Gauss stole online banking information in the Middle East. Then came Shamoon, a virus that wiped the hard drives of about 30,000 computers at the Saudi oil company Aramco, making them useless. The Saudi government declared it an attack on the country's economy; debate continues on whether it was state-sponsored.


Kaspersky predicts that in 2013, we will see "new examples of cyber-warfare operations, increasing targeted attacks on businesses and new, sophisticated mobile threats."


Computer security firm McAfee also expects more malware to be developed to attack mobile devices and apps in 2013.


U.S. Defense Secretary Leon Panetta is more concerned about highly sophisticated attacks on infrastructure that "could be as destructive as the terrorist attack on 9/11."


"We know that foreign cyber actors are probing America's critical infrastructure networks.
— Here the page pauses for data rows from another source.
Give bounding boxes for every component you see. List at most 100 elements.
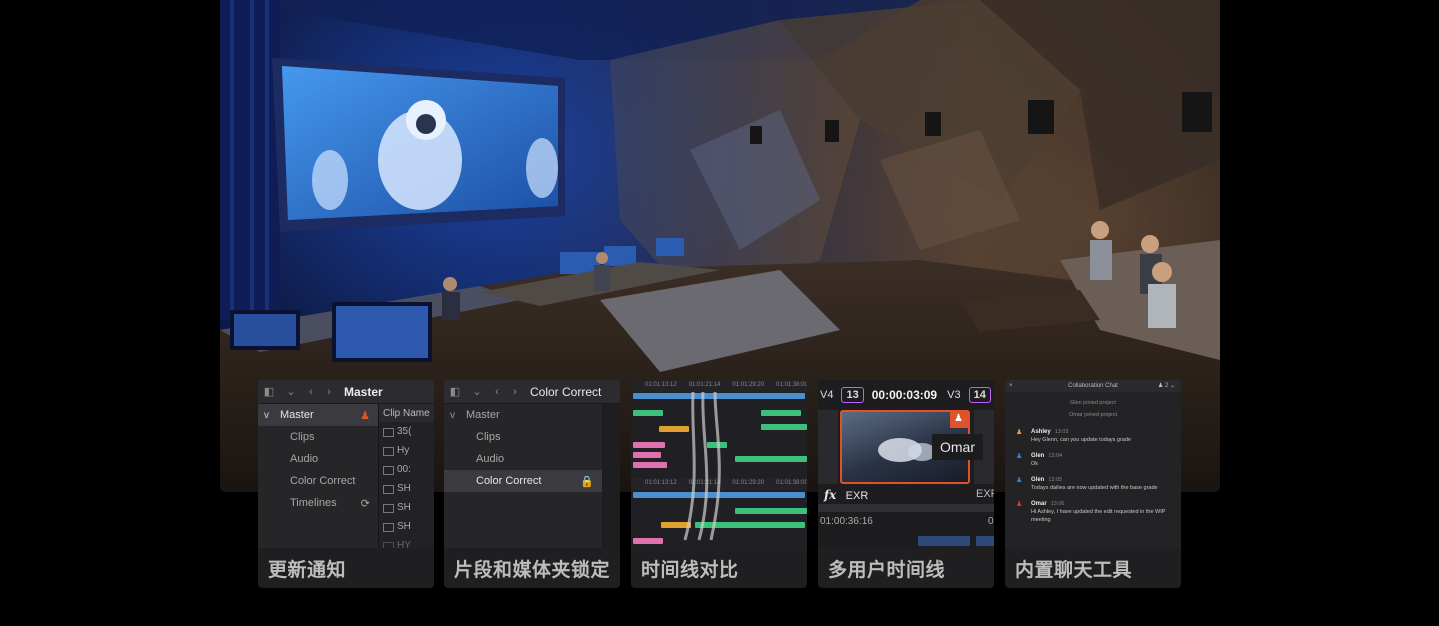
user-icon: ♟ [954,413,963,424]
user-icon: ♟ [360,409,370,422]
multiuser-timeline-screenshot: V4 13 00:00:03:09 V3 14 ♟ Omar fx EXR EX… [818,380,994,548]
panel-toolbar: ◧ ⌄ ‹ › Color Correct [444,380,620,404]
clip-item[interactable]: SH [379,517,434,536]
bin-item-color-correct[interactable]: Color Correct [258,470,378,492]
adjacent-clip[interactable] [818,410,838,484]
message-text: Hey Glenn, can you update todays grade [1031,437,1131,443]
bin-item-clips[interactable]: Clips [444,426,602,448]
bin-label: Color Correct [290,475,356,487]
clip-item[interactable]: 00: [379,460,434,479]
bin-item-color-correct[interactable]: Color Correct 🔒 [444,470,602,492]
bin-item-timelines[interactable]: Timelines ⟳ [258,492,378,514]
feature-card-bin-locking[interactable]: ◧ ⌄ ‹ › Color Correct v Master Clips Aud… [444,380,620,588]
message-text: Todays dailies are now updated with the … [1031,485,1158,491]
timecode-secondary-right: 0 [988,516,994,527]
chat-screenshot: × Collaboration Chat ♟ 2 ⌄ Glen joined p… [1005,380,1181,548]
bin-label: Master [466,409,500,421]
clip-format: EXR [845,490,869,502]
breadcrumb: Color Correct [530,384,602,399]
track-label: V3 [947,389,961,401]
clip-block[interactable] [976,536,994,546]
back-icon[interactable]: ‹ [302,386,320,398]
card-title: 多用户时间线 [828,559,946,581]
clip-name-header[interactable]: Clip Name [379,404,434,422]
track-label: V4 [820,389,834,401]
clip-item[interactable]: 35( [379,422,434,441]
system-message: Omar joined project [1069,412,1117,418]
track-badge: 14 [968,387,991,403]
bin-item-master[interactable]: v Master [444,404,602,426]
track-header: V4 13 00:00:03:09 V3 14 [818,380,994,410]
lock-icon: 🔒 [580,475,594,488]
sender-name: Ashley [1031,429,1051,435]
participants-indicator[interactable]: ♟ 2 ⌄ [1158,380,1175,392]
timeline-divider [818,504,994,512]
bin-label: Clips [290,431,315,443]
bin-label: Audio [290,453,319,465]
user-indicator: ♟ [950,412,968,428]
user-avatar-icon: ♟ [1016,453,1023,460]
clip-item[interactable]: HY [379,536,434,548]
chevron-down-icon: ⌄ [1169,383,1175,389]
bin-item-clips[interactable]: Clips [258,426,378,448]
panel-toggle-icon[interactable]: ◧ [444,385,466,398]
chevron-down-icon[interactable]: ⌄ [466,385,488,398]
forward-icon[interactable]: › [506,386,524,398]
bin-panel-screenshot: ◧ ⌄ ‹ › Master v Master ♟ Clips Audio Co… [258,380,434,548]
message-text: Ok [1031,461,1039,467]
bin-item-master[interactable]: v Master ♟ [258,404,378,426]
bin-label: Clips [476,431,501,443]
chat-message: ♟ Glen 13:04 Ok [1005,452,1181,468]
clip-item[interactable]: SH [379,479,434,498]
chat-message: ♟ Glen 13:05 Todays dailies are now updat… [1005,476,1181,492]
card-title: 时间线对比 [641,559,739,581]
track-badge: 13 [841,387,864,403]
clip-format-right: EXR [976,488,994,500]
bin-panel-screenshot: ◧ ⌄ ‹ › Color Correct v Master Clips Aud… [444,380,620,548]
feature-card-collaboration-chat[interactable]: × Collaboration Chat ♟ 2 ⌄ Glen joined p… [1005,380,1181,588]
timecode-display: 00:00:03:09 [871,388,938,402]
message-time: 13:06 [1050,501,1065,507]
feature-card-timeline-compare[interactable]: 01:01:13:12 01:01:21:14 01:01:29:20 01:0… [631,380,807,588]
bin-label: Master [280,409,314,421]
refresh-icon[interactable]: ⟳ [361,497,370,510]
feature-card-multi-user-timeline[interactable]: V4 13 00:00:03:09 V3 14 ♟ Omar fx EXR EX… [818,380,994,588]
bin-item-audio[interactable]: Audio [444,448,602,470]
user-count: 2 [1164,383,1169,389]
message-time: 13:04 [1048,453,1063,459]
back-icon[interactable]: ‹ [488,386,506,398]
fx-icon: fx [824,488,837,502]
chevron-down-icon[interactable]: ⌄ [280,385,302,398]
user-avatar-icon: ♟ [1016,477,1023,484]
users-icon: ♟ [1157,383,1164,389]
panel-divider [602,404,620,548]
breadcrumb: Master [344,384,383,399]
card-title: 内置聊天工具 [1015,559,1133,581]
compare-bands [683,391,721,541]
clip-list: Clip Name 35( Hy 00: SH SH SH HY [378,404,434,548]
message-text: Hi Ashley, I have updated the edit reque… [1031,509,1166,523]
timeline-screenshot: 01:01:13:12 01:01:21:14 01:01:29:20 01:0… [631,380,807,548]
chevron-down-icon: v [450,409,455,421]
clip-info: fx EXR [824,488,868,502]
message-time: 13:03 [1054,429,1069,435]
sender-name: Omar [1031,501,1047,507]
bin-item-audio[interactable]: Audio [258,448,378,470]
timecode-secondary: 01:00:36:16 [820,516,873,527]
clip-item[interactable]: Hy [379,441,434,460]
panel-toolbar: ◧ ⌄ ‹ › Master [258,380,434,404]
close-icon[interactable]: × [1009,380,1013,392]
user-avatar-icon: ♟ [1016,429,1023,436]
panel-toggle-icon[interactable]: ◧ [258,385,280,398]
sender-name: Glen [1031,453,1045,459]
chat-header: × Collaboration Chat ♟ 2 ⌄ [1005,380,1181,392]
system-message: Glen joined project [1070,400,1116,406]
card-title: 片段和媒体夹锁定 [454,559,611,581]
forward-icon[interactable]: › [320,386,338,398]
feature-card-update-notifications[interactable]: ◧ ⌄ ‹ › Master v Master ♟ Clips Audio Co… [258,380,434,588]
chevron-down-icon: v [264,409,269,421]
clip-item[interactable]: SH [379,498,434,517]
clip-block[interactable] [918,536,970,546]
chat-message: ♟ Omar 13:06 Hi Ashley, I have updated th… [1005,500,1181,524]
chat-title: Collaboration Chat [1068,383,1118,389]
They are targeting the computer control systems that operate chemical, electricity and water plants and those that guide transportation throughout this country," he said in October.


Intellectual property can be stolen, bought or demanded as a quid pro quo for market access. The U.S. intelligence community believes China or Chinese interests are employing all three methods in an effort to close the technology gap.


In the waning days of 2012, the interagency Committee on Foreign Investment in the United States said "there is likely a coordinated strategy among one or more foreign governments or companies to acquire U.S. companies involved in research, development, or production of critical technologies."


It did not name the country in its unclassified report but separately noted a growing number of attempts by Chinese entities to buy U.S. companies.


Who will be soccer's next 'perfect machine'?



There's room for two less serious challenges in 2013. One is whether any football team, in Spain or beyond, can beat Barcelona and its inspirational goal machine Lionel Messi, who demolished a record that had stood since 1972 for the number of goals scored in a calendar year. (Before Glasgow Celtic fans start complaining, let's acknowledge their famous win against the Spanish champions in November.)


Despite the ill health of club coach Tito Vilanova, "Barca" sits imperiously at the top of La Liga in Spain and is the favorite to win the world's most prestigious club trophy, the European Champions League, in 2013. AC Milan is its next opponent in a match-up that pits two of Europe's most storied clubs against each other. But as Milan sporting director Umberto Gandini acknowledges, "We face a perfect machine."


Will Gangnam give it up to something sillier?



Finally, can something -- anything -- displace Gangnam Style as the most watched video in YouTube's short history? As of 2:16 p.m. ET on December 26, it had garnered 1,054,969,395 views and an even more alarming 6,351,871 "likes."


Perhaps in 2013 the YouTube audience will be entranced by squirrels playing table tennis, an octopus that spins plates or Cistercian nuns dancing the Macarena. Or maybe Gangnam will get to 2 billion with a duet with Justin Bieber.